David Cameron is due to be cheered from the rafters this afternoon by his own side following his "triumph" in Brussels last week.
Labour's frontbench have found themselves on the wrong side of populism twice in the last fortnight. When it came to the Autumn spending review I think Cameron and Osborne's attack line - "you can't spend your way out of debt" - resonated with voters' own experiences in the last few years.
As any passing Keynesian will tell you, national economies do not behave in the same way as household bank accounts. But the handbag analogy is working for the Tories right now.
Effective as he is Ed Balls hasn't found the same rhetoric to answer back with, regardless of how coherent his analysis is.

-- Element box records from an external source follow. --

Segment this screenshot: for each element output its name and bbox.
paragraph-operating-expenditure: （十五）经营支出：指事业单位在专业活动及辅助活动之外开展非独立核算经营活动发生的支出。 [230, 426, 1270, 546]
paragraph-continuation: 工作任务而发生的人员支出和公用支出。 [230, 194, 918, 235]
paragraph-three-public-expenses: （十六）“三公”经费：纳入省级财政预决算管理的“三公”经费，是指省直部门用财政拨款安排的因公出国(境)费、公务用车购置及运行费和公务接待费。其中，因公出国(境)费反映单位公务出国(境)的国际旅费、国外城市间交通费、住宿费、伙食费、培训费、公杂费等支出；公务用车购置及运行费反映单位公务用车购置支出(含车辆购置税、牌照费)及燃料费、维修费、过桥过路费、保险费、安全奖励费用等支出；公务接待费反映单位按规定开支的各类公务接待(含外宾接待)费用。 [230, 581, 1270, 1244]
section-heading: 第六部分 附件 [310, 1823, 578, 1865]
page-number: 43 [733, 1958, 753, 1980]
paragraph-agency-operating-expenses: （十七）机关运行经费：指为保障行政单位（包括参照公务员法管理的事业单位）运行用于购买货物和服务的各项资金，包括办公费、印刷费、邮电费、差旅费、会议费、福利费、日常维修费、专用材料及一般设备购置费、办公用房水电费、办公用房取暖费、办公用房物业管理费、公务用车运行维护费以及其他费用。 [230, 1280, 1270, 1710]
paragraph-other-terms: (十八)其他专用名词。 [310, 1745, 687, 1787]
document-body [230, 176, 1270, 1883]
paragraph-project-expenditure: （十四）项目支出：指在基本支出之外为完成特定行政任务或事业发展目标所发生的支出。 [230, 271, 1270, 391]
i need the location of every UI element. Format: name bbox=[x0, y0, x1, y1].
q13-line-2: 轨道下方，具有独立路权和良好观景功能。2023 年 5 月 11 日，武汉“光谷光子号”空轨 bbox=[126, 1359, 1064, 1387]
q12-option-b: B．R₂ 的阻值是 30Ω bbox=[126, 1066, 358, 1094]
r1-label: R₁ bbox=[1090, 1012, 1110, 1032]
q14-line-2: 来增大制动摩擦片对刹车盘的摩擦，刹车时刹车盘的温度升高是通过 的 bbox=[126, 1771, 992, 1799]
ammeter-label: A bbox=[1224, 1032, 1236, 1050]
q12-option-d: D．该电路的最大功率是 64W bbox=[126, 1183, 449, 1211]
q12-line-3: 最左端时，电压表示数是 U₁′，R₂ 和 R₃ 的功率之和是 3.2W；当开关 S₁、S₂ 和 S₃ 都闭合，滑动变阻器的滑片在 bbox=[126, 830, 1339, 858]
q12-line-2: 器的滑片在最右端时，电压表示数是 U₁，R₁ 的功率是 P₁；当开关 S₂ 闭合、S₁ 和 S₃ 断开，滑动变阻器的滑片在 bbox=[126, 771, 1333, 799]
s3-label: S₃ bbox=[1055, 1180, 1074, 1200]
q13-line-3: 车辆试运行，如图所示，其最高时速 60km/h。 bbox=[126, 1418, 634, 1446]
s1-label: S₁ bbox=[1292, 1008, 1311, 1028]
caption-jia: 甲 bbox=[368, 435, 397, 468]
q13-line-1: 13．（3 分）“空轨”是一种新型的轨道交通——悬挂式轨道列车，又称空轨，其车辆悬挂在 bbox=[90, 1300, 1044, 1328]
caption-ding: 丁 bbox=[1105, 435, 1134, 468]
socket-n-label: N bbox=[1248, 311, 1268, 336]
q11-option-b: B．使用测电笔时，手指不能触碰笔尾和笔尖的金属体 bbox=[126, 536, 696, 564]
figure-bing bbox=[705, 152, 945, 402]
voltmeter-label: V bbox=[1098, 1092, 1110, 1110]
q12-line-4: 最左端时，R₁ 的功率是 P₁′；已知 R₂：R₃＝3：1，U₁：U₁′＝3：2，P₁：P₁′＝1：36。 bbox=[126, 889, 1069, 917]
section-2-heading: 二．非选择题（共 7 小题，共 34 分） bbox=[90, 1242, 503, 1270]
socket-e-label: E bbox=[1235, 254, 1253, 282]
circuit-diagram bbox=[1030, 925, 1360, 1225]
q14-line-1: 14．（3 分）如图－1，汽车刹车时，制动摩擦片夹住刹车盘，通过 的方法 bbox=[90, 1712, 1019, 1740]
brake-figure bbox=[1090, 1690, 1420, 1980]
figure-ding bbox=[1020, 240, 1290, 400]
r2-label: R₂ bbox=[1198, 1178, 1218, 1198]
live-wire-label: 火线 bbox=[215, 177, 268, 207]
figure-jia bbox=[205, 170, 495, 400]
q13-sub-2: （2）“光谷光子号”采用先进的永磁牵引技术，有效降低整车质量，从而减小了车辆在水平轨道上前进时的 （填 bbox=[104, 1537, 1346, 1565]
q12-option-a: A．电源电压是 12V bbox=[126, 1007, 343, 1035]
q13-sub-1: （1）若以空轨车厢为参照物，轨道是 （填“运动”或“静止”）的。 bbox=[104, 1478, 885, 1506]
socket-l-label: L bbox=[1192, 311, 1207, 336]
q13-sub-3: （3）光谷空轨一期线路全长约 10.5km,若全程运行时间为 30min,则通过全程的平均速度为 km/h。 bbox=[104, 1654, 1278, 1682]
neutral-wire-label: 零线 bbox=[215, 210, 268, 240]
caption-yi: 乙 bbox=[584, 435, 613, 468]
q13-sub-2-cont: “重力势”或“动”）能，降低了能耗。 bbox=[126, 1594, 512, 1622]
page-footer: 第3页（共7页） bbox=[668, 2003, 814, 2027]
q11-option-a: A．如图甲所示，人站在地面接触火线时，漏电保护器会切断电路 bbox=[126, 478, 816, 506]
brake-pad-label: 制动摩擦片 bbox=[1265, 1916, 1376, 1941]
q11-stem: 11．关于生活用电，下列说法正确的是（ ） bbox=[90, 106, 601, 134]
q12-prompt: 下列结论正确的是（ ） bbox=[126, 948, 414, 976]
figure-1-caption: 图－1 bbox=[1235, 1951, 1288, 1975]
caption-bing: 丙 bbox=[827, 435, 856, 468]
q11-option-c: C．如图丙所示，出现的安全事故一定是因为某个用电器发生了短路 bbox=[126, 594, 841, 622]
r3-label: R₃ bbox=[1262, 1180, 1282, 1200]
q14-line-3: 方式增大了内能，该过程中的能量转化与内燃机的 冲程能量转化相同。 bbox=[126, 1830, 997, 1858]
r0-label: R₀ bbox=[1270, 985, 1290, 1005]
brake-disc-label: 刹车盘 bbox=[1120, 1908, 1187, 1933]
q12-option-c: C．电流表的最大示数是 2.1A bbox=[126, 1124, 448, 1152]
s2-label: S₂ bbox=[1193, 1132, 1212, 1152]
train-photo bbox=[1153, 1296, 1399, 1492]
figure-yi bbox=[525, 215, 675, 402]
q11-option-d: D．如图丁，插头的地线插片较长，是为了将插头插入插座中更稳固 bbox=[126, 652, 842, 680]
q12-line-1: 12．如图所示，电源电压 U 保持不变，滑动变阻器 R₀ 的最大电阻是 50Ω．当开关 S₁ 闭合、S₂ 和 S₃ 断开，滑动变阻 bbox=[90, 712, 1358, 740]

Similarly on Europe, by amplifying the Europhobia of his own backbenchers Cameron has tapped into the knee-jerk anti-Europeanism of the electorate. Labour doesn't quite have an answer.
Although Douglas Alexander, and David Miliband this morning, do fine destructive analysis of "the reasons not to", you don't get the feeling that penetrates far beyond the political village.
For now all Ed Miliband can do is hold the line for the long term, which is all opposition is about. In a year the public might see Osborne's plan A isn't working and British business will begin to express discomfort with distancing the country from its' biggest market.
Labour's pre-1997 experience was that Britain's business community didn't like Tory beef wars or the Brussels-bashing agenda of the Thatcherite rump left in Major's Tory party.
It might take a while for Britain to realise the consequences of Cameron taking Britain down a fork in the European road. It looks smooth for Cameron now, but the road gets rougher ahead.